Mehr denn je stehen Eltern und Familien heute unter Erwartungsdruck. Dazu nennt Schoener (vgl. Schoener 2024) eine Reihe Faktoren, die auf Eltern und Familien stärker einwirken als früher: Nicht selten sind Eltern mit der Alltagsorganisation überfordert. Wissen über Kindererziehung stammt immer weniger aus eigener Erfahrung oder speist sich aus Halbwissen und zweifelhaften Vorbildern. Da Elternschaft im Lebenslauf mittlerweile später anfängt, fallen Sorgen um den Arbeitsplatz, die Kindererziehung und möglicherweise pflegebedürftige Eltern immer öfter zusammen. Betreuungsausfälle und Zukunftsängste tun ihr Übriges.

All diese Faktoren bekommen unmittelbar auch Kitas und die Tagespflegepersonen zu spüren und verursachen bei ihnen zusätzlich Druck. Fach- und Leitungskräfte sind so stark wie nie als Beratende gefragt und müssen die Balance zwischen Empathie, Fachkompetenz und eigenen Ressourcen finden.

Der Sozialraum steht in der Verantwortung

„Um ein Kind zu erziehen, braucht es ein ganzes Dorf.“ Dieser Satz bedeutet heute, dass Erziehung weder allein auf den Schultern der Eltern noch auf denen der Kita lasten darf. Dass Kinder selbstbestimmt, eigenverantwortlich und selbstständig werden, ist für die Zukunft einer ganzen Gesellschaft wichtig.

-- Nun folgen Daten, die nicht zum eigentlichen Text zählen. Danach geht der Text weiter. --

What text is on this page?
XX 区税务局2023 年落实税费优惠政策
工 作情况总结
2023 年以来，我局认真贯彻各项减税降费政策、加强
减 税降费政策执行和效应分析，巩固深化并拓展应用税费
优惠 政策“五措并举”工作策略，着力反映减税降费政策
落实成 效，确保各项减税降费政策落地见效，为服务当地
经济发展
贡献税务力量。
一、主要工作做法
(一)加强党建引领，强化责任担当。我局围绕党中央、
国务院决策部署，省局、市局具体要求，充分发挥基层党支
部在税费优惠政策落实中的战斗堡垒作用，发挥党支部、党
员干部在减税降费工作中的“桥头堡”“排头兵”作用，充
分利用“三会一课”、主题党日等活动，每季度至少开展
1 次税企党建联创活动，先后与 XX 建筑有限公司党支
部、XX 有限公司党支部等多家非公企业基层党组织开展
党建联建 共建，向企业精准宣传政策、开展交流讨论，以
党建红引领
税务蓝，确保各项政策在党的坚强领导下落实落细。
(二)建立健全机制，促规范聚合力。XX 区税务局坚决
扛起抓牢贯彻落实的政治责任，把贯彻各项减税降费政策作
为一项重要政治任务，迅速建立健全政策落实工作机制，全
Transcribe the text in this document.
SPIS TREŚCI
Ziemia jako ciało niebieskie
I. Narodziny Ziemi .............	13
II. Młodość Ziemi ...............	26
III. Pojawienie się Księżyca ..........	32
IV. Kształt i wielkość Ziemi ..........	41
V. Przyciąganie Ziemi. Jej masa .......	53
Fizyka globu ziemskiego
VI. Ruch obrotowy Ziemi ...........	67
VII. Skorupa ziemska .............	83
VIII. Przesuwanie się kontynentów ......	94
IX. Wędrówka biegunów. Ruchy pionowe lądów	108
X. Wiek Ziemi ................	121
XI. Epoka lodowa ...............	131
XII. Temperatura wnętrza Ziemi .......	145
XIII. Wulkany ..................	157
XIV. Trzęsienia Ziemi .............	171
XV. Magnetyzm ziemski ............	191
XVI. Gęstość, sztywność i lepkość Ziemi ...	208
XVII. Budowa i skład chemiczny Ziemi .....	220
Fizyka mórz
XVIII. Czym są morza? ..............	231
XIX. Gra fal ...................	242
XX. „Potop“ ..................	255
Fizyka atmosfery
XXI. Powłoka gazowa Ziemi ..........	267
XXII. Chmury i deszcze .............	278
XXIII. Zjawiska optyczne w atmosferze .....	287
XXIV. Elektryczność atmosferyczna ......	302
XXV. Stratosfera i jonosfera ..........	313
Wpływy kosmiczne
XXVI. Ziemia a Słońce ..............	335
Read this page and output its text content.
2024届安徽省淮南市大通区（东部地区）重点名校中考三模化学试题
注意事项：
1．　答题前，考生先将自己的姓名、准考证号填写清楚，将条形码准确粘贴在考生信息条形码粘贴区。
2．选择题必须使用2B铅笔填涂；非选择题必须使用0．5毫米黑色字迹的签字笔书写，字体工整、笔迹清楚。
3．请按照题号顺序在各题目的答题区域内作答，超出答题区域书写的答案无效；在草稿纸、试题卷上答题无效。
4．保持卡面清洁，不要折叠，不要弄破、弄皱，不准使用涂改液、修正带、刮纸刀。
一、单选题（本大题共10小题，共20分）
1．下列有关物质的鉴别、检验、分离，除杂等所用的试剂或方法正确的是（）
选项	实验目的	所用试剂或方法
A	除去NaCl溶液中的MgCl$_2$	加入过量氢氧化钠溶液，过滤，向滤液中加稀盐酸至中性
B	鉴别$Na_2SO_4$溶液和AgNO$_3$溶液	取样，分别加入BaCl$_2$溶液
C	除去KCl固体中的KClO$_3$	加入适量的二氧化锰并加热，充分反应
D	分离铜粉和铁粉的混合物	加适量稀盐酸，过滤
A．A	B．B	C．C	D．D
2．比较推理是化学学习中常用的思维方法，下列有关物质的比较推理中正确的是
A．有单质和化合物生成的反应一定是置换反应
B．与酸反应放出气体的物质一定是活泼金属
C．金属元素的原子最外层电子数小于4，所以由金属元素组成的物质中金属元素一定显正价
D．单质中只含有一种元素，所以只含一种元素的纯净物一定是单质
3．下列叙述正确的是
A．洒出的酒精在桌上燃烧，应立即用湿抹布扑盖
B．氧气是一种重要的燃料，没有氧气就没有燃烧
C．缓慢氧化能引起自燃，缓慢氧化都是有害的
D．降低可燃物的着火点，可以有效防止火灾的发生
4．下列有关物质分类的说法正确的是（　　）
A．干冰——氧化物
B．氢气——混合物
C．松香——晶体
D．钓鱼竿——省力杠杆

Erziehung darf jedoch nicht fremdbestimmt durch Medien, Internet oder Wirtschaftsinteressen stattfinden. Ebenso dürfen dabei keine verantwortungslosen oder beziehungsunfähigen Menschen ohne Rücksicht gegenüber Mitmenschen und Umwelt herauskommen.

Leben in einer Gemeinschaft erfordert Konfliktfähigkeit sowie die Bereitschaft, eigene Interessen zugunsten gemeinsamer zurückzustellen. Zentral bleiben Recht und Pflicht der Eltern, ihr Kind zu erziehen, aber auch Einbindung des Sozialraums, der Verantwortung übernimmt. Für Kita-Leitungen bedeutet das, klar zu kommunizieren, wer die Verantwortung zum Beispiel für Rahmenbedingungen trägt. Zu professioneller Haltung gehört nun mal auch (bisweilen schmerzliche) Abgrenzung.

Im System sind alle Beteiligten gefragt

Institutionelle Kindertagesbetreuung wird von einer Verantwortungsgemeinschaft getragen. Zwar mag es entlastend erscheinen, die Verantwortung dem System oder den Verantwortlichen in ihm zuzuschieben, um selbst nichts verändern zu müssen. Doch Verantwortungsgemeinschaft bedeutet,

  1. das gemeinsame Ziel vor Augen zu haben,
  2. Träger und Grenzen der Verantwortung zu kennen,
  3. den eigenen Verantwortungsbereich auf das gemeinsame Ziel abzustimmen,
  4. mit anderen Verantwortlichen die Schnittstellen zu definieren,
  5. mit ihnen Lösungen zu finden und
  6. neue Erkenntnisse umzusetzen und zu evaluieren.

Jede Lebenswelt leistet ihre Sorgearbeit

Die Klagen einzelner Verantwortlicher lassen vermuten, dass alle hoffnungslos überfordert sind: Eltern, Kitas und Schulen. Es zeichnet sich ab, dass die Sorgetätigkeit in allen Lebensphasen neu zwischen professioneller Arbeit, freiwilligem Engagement und Familie aufgeteilt werden muss. Dafür müssen passende Modelle entworfen und ausprobiert werden sowie Rahmenbedingungen von der Politik und Wirtschaft kontinuierlich weiterentwickelt werden. Möglicherweise ist die Unterscheidung zwischen familienergänzend und -ersetzend gar nicht mehr zielführend. Angemessener wäre vielleicht, von verschiedenen Lebenswelten zu sprechen. Mit Blick auf Kleinstkinder handelt es sich bei Kita/Tagespflege und Familie um zwei Welten, die auf ihre je eigene Art einen Beitrag zu deren Persönlichkeitsentwicklung leisten. Neuverteilung von Sorgearbeit heißt deshalb nicht Aufsplittung in Förderung, Betreuung, Bildung und Erziehung, sondern Verschränkung der Orte und Ansätze.

Fazit

Angesichts wachsender Unzufriedenheit bei allen Beteiligten muss neu und deutlicher definiert werden, welchen Stellenwert in unserer Gesellschaft Kinder haben und wie die Sorge um sie neu zwischen Familien, Institutionen, Politik und Gesellschaft aufgeteilt werden muss. Ein „Weiter-so“ ist nicht zielführend. Leitungskräfte können für sich und ihr Team Handlungssicherheit schaffen, auch indem sie sich von überzogenen Erwartungen abgrenzen. Gleichzeitig können sie Eltern den Zugang zu anderen Einrichtungen und Verantwortlichen erschließen.